Вдруг люди стали расступаться. Это шла мать Андреаса. Она обещала ему, что не придет провожать его к воротам, и она хотела исполнить свое обещание. Когда он ушел, она принялась ходить из комнаты в комнату с тихой суетливостью; и вот, словно бы вспомнив что-то, вышла на лестницу, поднялась на чердак, где сушилось обычно белье и проветривалась верхняя одежда, взяла плащ теплый, заперла дверь своего жилища и пошла к воротам. И теперь она не плакала и шла молча, с выражением тихого изумления задумчивого на лице; и обеими руками крепко держала края расправленного плаща, как держала обычно одеяло, когда входила к сыну, чтобы укрыть его. Мать подошла к Андреасу и протянула ему обеими руками теплый плащ. Но Андреас отступил совсем близко к воротам и ласковым жестом протянул вперед руку, словно хотел отстранить мать, но все же не отстранял. Он не взял плащ. Мать не настаивала. Она перекинула плащ через руку и держала его теперь так. Андреас нагнул голову. Мать молча обняла его и поцеловала в шею сбоку, а он потерся кончиком носа о ее старческую мягкую щеку. Мать отвернулась и быстро пошла прочь от ворот.

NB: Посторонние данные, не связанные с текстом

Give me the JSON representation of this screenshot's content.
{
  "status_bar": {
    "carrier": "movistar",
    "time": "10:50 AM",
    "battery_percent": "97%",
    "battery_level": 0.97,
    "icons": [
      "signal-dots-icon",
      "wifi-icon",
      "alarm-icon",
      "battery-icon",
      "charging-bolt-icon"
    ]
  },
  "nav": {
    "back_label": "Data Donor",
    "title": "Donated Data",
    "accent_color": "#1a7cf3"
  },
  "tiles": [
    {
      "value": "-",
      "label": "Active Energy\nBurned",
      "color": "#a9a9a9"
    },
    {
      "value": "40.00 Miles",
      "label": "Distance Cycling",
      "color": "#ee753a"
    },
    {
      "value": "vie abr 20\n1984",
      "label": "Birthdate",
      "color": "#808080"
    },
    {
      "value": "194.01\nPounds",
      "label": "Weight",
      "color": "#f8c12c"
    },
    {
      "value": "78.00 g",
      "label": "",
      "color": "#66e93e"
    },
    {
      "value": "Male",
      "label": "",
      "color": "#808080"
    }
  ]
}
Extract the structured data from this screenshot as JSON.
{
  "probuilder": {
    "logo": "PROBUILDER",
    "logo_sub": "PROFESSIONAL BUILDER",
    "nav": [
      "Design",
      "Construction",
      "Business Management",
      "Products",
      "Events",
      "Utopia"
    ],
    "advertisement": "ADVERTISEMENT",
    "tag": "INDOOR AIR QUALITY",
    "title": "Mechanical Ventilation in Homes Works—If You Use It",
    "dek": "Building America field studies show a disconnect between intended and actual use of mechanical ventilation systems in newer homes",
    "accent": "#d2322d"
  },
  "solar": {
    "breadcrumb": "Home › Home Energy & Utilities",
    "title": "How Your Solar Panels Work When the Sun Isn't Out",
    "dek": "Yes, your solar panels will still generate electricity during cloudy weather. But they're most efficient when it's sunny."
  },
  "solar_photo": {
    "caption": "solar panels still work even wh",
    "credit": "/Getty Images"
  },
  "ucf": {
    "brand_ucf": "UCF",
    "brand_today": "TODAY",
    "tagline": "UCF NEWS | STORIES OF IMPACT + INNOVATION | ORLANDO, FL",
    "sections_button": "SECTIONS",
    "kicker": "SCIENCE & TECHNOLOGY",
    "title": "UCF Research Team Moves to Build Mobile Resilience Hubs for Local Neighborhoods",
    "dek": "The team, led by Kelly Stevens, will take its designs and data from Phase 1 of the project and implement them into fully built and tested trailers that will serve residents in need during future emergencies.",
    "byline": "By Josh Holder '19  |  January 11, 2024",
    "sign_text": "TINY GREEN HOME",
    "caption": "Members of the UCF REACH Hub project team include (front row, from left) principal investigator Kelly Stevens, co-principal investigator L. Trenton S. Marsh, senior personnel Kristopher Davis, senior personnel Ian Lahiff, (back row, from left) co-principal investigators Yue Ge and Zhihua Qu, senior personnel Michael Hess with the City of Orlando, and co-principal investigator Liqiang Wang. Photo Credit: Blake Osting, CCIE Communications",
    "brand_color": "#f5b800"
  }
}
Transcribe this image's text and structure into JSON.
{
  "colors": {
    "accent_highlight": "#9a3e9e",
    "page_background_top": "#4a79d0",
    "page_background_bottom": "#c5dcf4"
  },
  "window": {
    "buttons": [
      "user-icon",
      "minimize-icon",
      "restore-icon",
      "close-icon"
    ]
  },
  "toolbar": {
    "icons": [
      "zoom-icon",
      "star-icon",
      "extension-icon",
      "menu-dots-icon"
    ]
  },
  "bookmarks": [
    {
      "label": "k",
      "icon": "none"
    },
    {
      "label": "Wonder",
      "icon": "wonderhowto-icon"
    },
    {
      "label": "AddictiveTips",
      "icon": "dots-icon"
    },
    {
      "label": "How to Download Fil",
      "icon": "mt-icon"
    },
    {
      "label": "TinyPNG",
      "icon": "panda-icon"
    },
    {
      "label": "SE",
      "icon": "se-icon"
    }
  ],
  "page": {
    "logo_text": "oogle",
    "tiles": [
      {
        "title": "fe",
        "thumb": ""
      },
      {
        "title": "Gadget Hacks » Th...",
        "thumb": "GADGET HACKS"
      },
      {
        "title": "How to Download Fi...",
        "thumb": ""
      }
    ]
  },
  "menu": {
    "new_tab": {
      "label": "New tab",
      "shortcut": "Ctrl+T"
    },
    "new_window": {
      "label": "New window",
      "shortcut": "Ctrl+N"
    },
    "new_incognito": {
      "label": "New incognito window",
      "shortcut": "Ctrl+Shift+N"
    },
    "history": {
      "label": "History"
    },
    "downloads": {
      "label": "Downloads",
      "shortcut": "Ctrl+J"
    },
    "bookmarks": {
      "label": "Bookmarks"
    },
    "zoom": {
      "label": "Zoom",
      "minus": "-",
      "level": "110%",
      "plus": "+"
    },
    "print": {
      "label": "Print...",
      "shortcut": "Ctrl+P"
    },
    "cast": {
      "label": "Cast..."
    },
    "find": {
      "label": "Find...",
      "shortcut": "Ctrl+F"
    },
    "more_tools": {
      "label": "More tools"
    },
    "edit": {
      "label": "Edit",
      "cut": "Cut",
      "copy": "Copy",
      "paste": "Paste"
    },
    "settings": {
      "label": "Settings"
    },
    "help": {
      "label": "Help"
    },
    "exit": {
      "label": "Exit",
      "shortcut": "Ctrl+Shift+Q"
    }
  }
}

Тогда к Андреасу подошел в своей темно-красной ватной куртке и в темной чалме на голове Гирш Раббани.

— Иди, спасай город и людей, — сказал Раббани резко и мрачно, и отступил в сторону.

Ворота приоткрылись и Андреас пошел из города как был — без плаща, в открытых башмаках, и полы темного старого жилета, отороченного облезлым, когда-то тонким мехом, вились у колен, обтянутых черными плотными чулками, много раз уже заштопанными матерью для сына. И ничего не взял с собой, только серебряный кораблик и маленького деревянного, пестро раскрашенного петуха…

Люди, которые провожали Андреаса, сгрудились у ворот, уже снова накрепко запертых, и какое-то время не расходились.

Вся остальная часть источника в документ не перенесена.